粟又の滝=写真提供・(公社)千葉県観光物産協会
粟又の滝を正面に望む場所に2024年にオープンしたのがリラックス&ワーケーションスポット「滝見テラス」。近くにある「秘境の宿 滝見苑」が運営する。全8室の個室テラスにはWi―Fiが完備され、テラスでの食事(予約制)や日帰り温泉が利用できる。
養老渓谷でも眺望の良さで知られる「懸崖境」を臨む場所には、温泉リゾート「SHINRA YORO VALLEY」が昨年春にオープンした。露天風呂を完備した客室のほか、サウナ付きの貸し切り風呂、温水の露天プール、フリードリンクが楽しめるラウンジがある。
■大多喜城下町
徳川四天王の1人である本多忠勝が居城とした大多喜城の城下町エリアには、歴史的建造物が点在する。城下案内人による散策ツアーでは、国指定重要文化財「渡辺家住宅」や江戸から営業を続ける「大屋旅館」、「豊乃鶴酒造」などを巡る。
城下町通りには昨年7月、新たな観光拠点「小江戸とりっぷ館」が誕生した。かつての商家を思わせる建物内には、城下町の歴史や文化を紹介する展示のほか、特産品の竹を使用した「竹灯籠づくり」、江戸時代から伝わる技法でちりめん布をつまんで花などを作る「つまみ細工」などの工芸体験コーナーがある。

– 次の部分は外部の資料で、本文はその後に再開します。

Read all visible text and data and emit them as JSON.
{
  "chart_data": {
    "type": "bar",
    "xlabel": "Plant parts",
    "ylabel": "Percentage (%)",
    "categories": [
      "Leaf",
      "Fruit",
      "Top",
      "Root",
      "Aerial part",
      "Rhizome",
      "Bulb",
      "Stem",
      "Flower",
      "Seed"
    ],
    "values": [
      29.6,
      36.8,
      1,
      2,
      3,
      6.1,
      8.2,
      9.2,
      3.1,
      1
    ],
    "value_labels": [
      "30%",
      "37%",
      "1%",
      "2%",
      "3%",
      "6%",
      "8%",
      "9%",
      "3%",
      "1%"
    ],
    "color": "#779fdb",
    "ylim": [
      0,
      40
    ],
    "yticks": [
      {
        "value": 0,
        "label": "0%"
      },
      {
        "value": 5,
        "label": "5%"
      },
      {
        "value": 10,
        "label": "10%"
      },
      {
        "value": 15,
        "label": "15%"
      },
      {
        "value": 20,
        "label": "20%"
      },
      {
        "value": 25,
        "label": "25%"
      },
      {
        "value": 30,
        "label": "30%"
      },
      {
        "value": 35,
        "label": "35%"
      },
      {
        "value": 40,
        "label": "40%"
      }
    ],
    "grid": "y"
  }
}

併設する「きんぎょ茶や」では地元銘菓が味わえる。
24年には、古民家をリノベーションした一棟貸しのオーベルジュ「宿と食事 ローブン大多喜町」がオープンしている。宿泊は1日2組限定。料理の看板メニューは、フォンドヴォーから手作りのデミグラスソースと合うオーブンで仕上げるロールキャベツ。ランチ、カフェは一般客も利用できる。
また、ハーブや薬草の栽培など「植物の町」の象徴として親しまれてきた「大多喜ハーブガーデン」が、「大多喜有用植物苑」に生まれ変わり、4月1日にグランドオープンする。食べる、養う、癒やす、まとうなど、生活に寄り添ってきた「有用植物」の文化に触れられる。